De qualquer modo, são eventos associados à terceira onda de autocratização:
➡️ A subida ao poder na Rússia de Vladimir Putin em 1999-2000.
➡️ A ascensão do jihadismo ofensivo islâmico, o atentado terrorista ao WTC (2001), a guerra contra o terror e o unilateralismo em política externa por parte dos EUA (sob o segundo governo Bush).
➡️ O surgimento do populismo de esquerda na América Latina levando a autocracias eleitorais (Venezuela, Nicarágua) e à regimes eleitorais parasitados por forças políticas não-liberais (Bolívia, Equador, El Salvador, Honduras, México, Brasil, Colômbia).
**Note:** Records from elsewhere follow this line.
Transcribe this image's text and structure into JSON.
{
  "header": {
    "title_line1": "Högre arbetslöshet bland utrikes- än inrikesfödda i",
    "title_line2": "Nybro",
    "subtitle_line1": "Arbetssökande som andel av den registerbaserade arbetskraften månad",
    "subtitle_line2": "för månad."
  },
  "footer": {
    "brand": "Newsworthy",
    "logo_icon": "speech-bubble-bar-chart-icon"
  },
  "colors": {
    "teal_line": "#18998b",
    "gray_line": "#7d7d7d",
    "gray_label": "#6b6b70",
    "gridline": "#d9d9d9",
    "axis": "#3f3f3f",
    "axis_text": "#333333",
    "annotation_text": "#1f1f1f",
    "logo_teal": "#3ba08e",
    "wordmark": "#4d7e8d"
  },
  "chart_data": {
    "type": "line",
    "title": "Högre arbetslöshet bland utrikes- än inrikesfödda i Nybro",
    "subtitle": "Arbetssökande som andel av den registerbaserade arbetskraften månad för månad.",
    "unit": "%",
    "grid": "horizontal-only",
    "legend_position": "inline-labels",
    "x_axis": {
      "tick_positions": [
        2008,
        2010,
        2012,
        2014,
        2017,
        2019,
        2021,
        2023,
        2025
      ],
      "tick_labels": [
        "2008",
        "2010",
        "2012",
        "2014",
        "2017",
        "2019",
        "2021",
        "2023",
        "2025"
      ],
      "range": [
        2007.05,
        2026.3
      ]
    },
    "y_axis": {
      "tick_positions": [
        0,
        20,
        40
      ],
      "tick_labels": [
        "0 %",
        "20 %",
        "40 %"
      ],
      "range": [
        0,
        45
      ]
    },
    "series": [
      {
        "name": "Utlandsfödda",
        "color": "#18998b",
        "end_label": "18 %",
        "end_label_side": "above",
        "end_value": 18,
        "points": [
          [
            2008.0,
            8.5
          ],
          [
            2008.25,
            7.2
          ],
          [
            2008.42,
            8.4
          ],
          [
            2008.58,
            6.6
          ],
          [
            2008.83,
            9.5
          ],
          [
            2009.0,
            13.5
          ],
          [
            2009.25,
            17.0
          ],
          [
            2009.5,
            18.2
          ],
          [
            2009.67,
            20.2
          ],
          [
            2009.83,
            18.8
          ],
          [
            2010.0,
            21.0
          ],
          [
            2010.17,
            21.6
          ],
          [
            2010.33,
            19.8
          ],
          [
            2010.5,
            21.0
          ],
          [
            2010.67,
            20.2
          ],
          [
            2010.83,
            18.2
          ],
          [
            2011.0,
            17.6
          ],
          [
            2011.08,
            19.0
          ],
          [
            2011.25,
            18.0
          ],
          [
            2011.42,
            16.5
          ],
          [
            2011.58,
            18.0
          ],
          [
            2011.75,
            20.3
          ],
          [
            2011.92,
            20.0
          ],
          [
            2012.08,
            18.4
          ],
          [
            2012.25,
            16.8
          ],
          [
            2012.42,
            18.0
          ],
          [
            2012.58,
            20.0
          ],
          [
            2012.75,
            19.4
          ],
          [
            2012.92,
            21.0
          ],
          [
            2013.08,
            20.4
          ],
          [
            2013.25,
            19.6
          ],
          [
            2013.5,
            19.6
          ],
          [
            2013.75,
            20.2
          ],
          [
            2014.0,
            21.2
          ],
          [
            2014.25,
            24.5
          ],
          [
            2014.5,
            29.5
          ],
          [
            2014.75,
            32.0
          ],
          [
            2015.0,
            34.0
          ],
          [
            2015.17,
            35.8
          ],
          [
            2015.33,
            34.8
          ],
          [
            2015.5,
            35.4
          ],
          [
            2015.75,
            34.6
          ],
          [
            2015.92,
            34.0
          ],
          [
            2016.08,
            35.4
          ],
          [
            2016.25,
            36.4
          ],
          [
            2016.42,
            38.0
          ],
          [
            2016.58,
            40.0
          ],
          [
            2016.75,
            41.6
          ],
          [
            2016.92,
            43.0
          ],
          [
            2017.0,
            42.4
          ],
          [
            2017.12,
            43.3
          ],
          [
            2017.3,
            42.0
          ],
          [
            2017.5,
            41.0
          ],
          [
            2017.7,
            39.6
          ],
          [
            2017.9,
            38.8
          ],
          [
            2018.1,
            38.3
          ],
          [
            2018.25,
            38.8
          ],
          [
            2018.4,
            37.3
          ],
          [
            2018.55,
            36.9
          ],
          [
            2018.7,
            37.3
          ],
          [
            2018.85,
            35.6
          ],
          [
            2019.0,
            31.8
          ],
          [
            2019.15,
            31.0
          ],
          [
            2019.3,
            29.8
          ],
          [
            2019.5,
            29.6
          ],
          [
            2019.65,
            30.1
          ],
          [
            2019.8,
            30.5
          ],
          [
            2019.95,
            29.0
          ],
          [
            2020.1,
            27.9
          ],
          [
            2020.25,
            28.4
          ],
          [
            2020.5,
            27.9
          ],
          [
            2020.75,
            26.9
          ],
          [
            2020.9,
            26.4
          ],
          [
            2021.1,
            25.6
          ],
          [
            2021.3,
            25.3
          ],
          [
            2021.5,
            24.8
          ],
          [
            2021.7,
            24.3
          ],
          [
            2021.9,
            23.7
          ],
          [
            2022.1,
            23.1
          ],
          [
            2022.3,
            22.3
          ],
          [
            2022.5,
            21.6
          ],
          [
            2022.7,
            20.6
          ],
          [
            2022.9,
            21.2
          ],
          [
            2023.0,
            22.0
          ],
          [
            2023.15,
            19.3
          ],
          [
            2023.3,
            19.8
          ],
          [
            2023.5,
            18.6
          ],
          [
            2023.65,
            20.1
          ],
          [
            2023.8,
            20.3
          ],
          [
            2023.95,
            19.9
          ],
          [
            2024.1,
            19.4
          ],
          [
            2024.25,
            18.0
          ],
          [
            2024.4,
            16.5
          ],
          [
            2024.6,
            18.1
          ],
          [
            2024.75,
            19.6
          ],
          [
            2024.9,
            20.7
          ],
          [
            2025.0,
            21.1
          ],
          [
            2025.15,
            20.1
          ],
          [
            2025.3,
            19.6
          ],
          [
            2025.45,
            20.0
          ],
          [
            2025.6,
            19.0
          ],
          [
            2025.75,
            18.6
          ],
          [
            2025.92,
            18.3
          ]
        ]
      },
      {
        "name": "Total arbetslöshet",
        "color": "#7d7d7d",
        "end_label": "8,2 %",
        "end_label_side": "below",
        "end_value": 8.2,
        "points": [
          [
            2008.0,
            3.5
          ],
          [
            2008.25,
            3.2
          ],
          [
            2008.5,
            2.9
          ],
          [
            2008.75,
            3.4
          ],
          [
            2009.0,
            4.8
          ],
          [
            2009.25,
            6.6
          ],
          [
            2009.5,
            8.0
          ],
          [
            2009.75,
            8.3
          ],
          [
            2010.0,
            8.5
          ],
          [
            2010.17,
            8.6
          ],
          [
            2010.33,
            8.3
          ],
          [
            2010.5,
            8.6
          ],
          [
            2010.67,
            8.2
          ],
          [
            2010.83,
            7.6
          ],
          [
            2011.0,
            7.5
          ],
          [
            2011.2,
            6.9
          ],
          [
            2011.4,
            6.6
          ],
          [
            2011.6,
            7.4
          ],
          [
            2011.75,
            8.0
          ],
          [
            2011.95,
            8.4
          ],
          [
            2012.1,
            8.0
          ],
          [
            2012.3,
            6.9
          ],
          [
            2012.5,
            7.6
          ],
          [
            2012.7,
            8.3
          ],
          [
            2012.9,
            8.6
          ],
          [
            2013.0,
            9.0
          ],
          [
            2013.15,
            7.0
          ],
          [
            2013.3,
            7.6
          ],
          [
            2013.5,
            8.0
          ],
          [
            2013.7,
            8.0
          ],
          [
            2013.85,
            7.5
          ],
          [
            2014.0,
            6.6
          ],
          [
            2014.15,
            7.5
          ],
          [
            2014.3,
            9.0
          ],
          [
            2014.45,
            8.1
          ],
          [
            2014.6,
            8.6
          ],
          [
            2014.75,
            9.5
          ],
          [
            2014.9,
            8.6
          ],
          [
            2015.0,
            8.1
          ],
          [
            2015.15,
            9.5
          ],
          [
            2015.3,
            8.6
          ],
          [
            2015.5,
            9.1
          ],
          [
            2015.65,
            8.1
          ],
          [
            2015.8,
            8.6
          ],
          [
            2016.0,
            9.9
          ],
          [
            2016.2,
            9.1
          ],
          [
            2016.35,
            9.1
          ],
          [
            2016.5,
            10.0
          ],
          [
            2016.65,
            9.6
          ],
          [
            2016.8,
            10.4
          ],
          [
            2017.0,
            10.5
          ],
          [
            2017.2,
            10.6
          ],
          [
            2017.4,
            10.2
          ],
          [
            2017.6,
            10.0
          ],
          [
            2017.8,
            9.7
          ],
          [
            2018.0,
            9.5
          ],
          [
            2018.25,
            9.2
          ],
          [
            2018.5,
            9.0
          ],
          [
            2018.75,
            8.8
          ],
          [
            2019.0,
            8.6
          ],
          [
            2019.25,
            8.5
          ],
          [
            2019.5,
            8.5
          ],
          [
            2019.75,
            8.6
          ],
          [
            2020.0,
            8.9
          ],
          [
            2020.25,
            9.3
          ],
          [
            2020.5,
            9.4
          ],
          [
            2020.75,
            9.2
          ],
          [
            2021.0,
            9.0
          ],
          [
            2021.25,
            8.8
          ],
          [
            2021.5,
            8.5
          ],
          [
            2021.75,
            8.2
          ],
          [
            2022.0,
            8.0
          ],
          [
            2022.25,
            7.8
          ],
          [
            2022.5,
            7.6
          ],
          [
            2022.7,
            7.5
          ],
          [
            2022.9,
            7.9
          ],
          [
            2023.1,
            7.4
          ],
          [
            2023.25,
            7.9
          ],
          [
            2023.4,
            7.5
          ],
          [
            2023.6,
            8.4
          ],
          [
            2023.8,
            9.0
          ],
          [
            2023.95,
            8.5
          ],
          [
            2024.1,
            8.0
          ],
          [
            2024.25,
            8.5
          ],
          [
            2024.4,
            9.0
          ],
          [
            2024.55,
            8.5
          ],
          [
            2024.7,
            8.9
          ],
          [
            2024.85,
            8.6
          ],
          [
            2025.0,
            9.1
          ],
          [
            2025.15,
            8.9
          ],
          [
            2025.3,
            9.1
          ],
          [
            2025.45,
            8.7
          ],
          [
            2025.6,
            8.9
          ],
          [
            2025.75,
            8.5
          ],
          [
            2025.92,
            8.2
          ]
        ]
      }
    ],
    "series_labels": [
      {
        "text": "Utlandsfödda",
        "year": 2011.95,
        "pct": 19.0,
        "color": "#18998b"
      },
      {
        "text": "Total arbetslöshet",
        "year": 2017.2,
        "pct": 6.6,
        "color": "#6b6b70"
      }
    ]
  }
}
➡️ A ascensão do populismo-autoritário de extrema-direita (Cinco Estrelas e Lega de Salvini, Meloni, Le Pen, Farage e a turma do Brexit, Trump, Wilders, Bolsonaro, Ventura, Abascal e a consolidação de autocracias eleitorais de extrema-direita na Hungria, Turquia, El Salvador e Índia ou Bharat).
➡️ O início da formação de um novo eixo autocrático (juntando autocracias fechadas e eleitorais como Cuba, China, Rússia, Coreia do Norte, Irã, Síria, Venezuela, Nicarágua, Hungria, Turquia, Índia) além de regimes eleitorais parasitados por populismos de esquerda e de extrema-direita, com tendência a instaurar uma segunda grande guerra fria.
➡️ A invasão da Ucrânia pela ditadura russa (em 2014 e, mais amplamente, em 2022) e a formação de uma coalizão das democracias liberais para conter o avanço do novo eixo autocrático.
➡️ A guerra do Irã contra Israel, por meio de seus braços terroristas comandadas pela IRGC - Guarda Revolucionária Iraniana (Hezbollah, Hamas, Houthis, milícias jihadistas no Iraque, na Síria e em todos as quatorze ditaduras do Oriente Médio).
➡️ O surgimento de uma articulação política, disfarçada de bloco econômico, chamada BRICS, comandada pelo eixo autocrático (notadamente Rússia e China), congregando as maiores ditaduras do planeta e regimes eleitorais não-liberais, parasitados por populismos, contra as democracias liberais.
Mas é impossível entender a conjuntura atual e o período histórico em que estamos entrando se não levarmos em consideração de que há uma segunda guerra fria em curso, opondo um eixo autocrático às democracias liberais.
O eixo autocrático é liderado pelas maiores ditaduras do planeta (como Rússia, China e Irã) e pretende articular outras mais de 80 autocracias e capturar cerca de 20 regimes eleitorais - não-autoritários, porém também não-liberais (como México, Honduras, Colômbia, Brasil, África do Sul) - contra as 32 democracias liberais e as pouco menos de 40 democracias eleitorais formais que existem hoje no mundo.
As guerras da Rússia contra a Ucrânia e do Irã contra Israel são eventos regionais quentes dessa segunda grande guerra fria mundial. Mas a forma predominante da segunda guerra fria é a de uma netwar que pervade todos os países, instalando uma polarização tóxica na sua vida política e social e dividindo as sociedades nacionais. Não é mais uma guerra de blocos geograficamente demarcáveis. Não é que a China vai ocupar agora o lugar da URSS na sua luta contra os EUA. É outro tipo de conflito, muito mais perigoso para a democracia e para a humanidade do que foi o primeiro.
A segunda guerra fria insere-se, pois, dentro da terceira onda de autocratização que nos assola desde o início do século 21.
Mas a terceira onda de autocratização não é apenas uma explicação conceitual, uma análise abstrata sobre a nova configuração das forças políticas em disputa na atualidade. É uma regressão importante, uma escuridão que desce sobre todas as áreas da atividade social. Para os fãs de Star Trek, é como se um planeta alegre e vibrante numa galáxia distante fosse de repente dominado por autocratas romulanos.